Over the last 30 years in Somalia, recurrent droughts and floods have become more intense, frequent and unpredictable, linked to climate change. In October, Somalia has been devastated by floods, affecting over half a million – or 574,000 – people. Hundreds of thousands of them have been forced to leave their homes and many of them are in dire need of clean water, shelter, health and food supplies.
Earlier in the year, the January to March Jilaal season was abnormally hot and dry, and the Gu’ rains, which usually come between April and June, arrived late and then in overabundance across most of the country. This caused massive crop failure and wiped out many herders’ livestock, threatening millions with starvation. Early aid efforts fended off the worst of a hunger crisis, but families are near to breaking point as they now face yet another extreme weather shock.
Ruun Mohamed Ahmed, 35, was at home when water started flooding streets in her neighbourhood of Koshin in Belet Weyne town, Hiraan region, Somalia. Even then, she was not sure what to do, until the water reached her home and swamped her house.
“It became dangerous, the water was about to wash away both my home and my children,” she said. “We had to leave quickly and could not take even the basics. We did not think we would be away for long, but it is now two weeks.”
Ruun and her family of 10 now live in a makeshift shelter on higher ground in Caale Jaale village, 5 kilometers away. Ruun washes clothes for other displaced people to support her family. She is the sole bread winner after her husband died two years ago.

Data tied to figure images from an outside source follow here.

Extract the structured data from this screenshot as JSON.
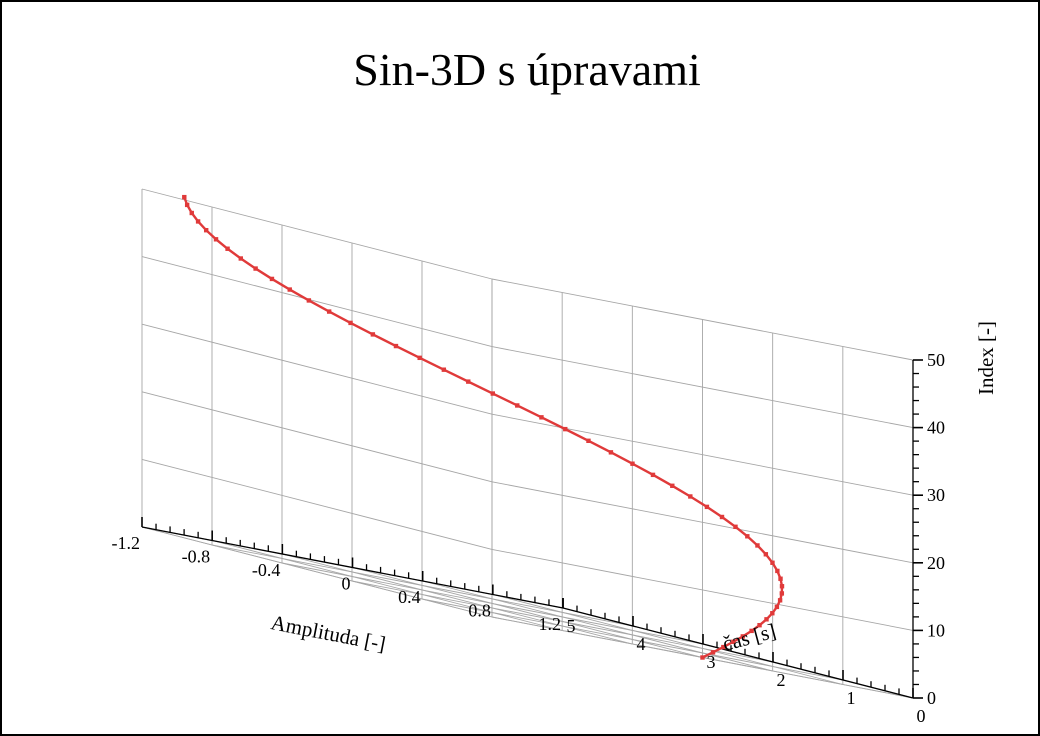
{
  "chart_data": {
    "type": "line3d",
    "title": "Sin-3D s úpravami",
    "xlabel": "Amplituda [-]",
    "ylabel": "čas [s]",
    "zlabel": "Index [-]",
    "xlim": [
      -1.2,
      1.2
    ],
    "ylim": [
      0,
      5
    ],
    "zlim": [
      0,
      50
    ],
    "x_ticks": [
      -1.2,
      -0.8,
      -0.4,
      0,
      0.4,
      0.8,
      1.2
    ],
    "y_ticks": [
      0,
      1,
      2,
      3,
      4,
      5
    ],
    "z_ticks": [
      0,
      10,
      20,
      30,
      40,
      50
    ],
    "x_tick_labels": [
      "-1.2",
      "-0.8",
      "-0.4",
      "0",
      "0.4",
      "0.8",
      "1.2"
    ],
    "y_tick_labels": [
      "0",
      "1",
      "2",
      "3",
      "4",
      "5"
    ],
    "z_tick_labels": [
      "0",
      "10",
      "20",
      "30",
      "40",
      "50"
    ],
    "grid": true,
    "line_color": "#e03a3a",
    "marker": "square",
    "series": [
      {
        "formula": "x = sin(t), y = t, z = index",
        "t_start": 0,
        "t_step": 0.1,
        "count": 51
      }
    ]
  }
}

Hundreds of thousands displaced
Ruun is among 370,000 people who have been displaced by the floods. As the rains intensified, water levels in the Shabelle and Juba rivers rose, breaking their banks, flooding vast areas. These floods are unusual for this time of year and as such, they strike at a time when there is less funding and flexibility in the humanitarian operation.
Many of the affected communities are the same ones that suffered severely during the 2016-17 drought crisis, which brought the country to the brink of famine just two years ago. With little time to recover between shocks, communities are highly fragile and coping mechanisms have been eroded.
Prior to flooding: drought and crop failure
Prior to the flooding, much of the country experienced drought conditions, which the poor Gu’ rains when they finally arrived, could not assuage. As a result, harvest yields were up to 70 per cent below average, mainly in the south – the lowest yield since record keeping began in 1995.
“A race against time”
Humanitarian partners are racing to deliver desperately needed assistance, flying several helicopter and plane rotations daily, loaded with supplies. OCHA is helping to ensure the deliveries are closely coordinated between partners and the local authorities. Many humanitarian agencies are re-directing their assistance to flood-affected communities, but there are not enough resources to cover everything. As a result, they have launched a flood response plan to raise $72.5 million for a three month swift response. Some $18 million has been provided from the UN’s emergency fund, the CERF and the Somalia Humanitarian Fund.
Despite the scale-up of assistance, significant gaps remain, particularly when it comes to emergency shelter and water, basic cooking equipment and solar lamps, safe drinking water and sanitation supplies, nutrition support for infants, medicines and health supplies, and services to protect women and children.
“We need a permanent solution,” Shashamey said. “Life cannot continue like this.” Aid workers agree that urgent action is needed to mitigate the increasingly negative impact of climate change in Somalia.
“It is a race against time,” said Justin Brady, head of OCHA in Somalia. “But while we must work with authorities to meet today’s needs, it is urgent that we also focus on long-term, durable solutions. Given the increasing impact climate change is having on Somalia, the challenges are only likely to become more frequent and more severe.”
Situation in Belet Weyne
Belet Weyne district is the worst affected with 231,000 people displaced and Belet Weyne town virtually submerged under flood waters.
The floods have also extensively damaged farms, property and infrastructure. “I owned a donkey cart before the disaster, but the donkey got lost when I was evacuating my family,” said Shashamey, a man displaced by floods. “I want the water to recede so that I go back home.”
Extreme weather events, driven by climate change, have increased in frequency and intensity in Somalia, worsening humanitarian needs in an already fragile country. Somalia has also faced years of armed conflict and instability, amid widespread poverty.
“I am worried about going back to Belet Weyne, my home is completely washed away,” Ruun said. “Going back means starting everything a fresh. Life will not be easy in coming weeks.”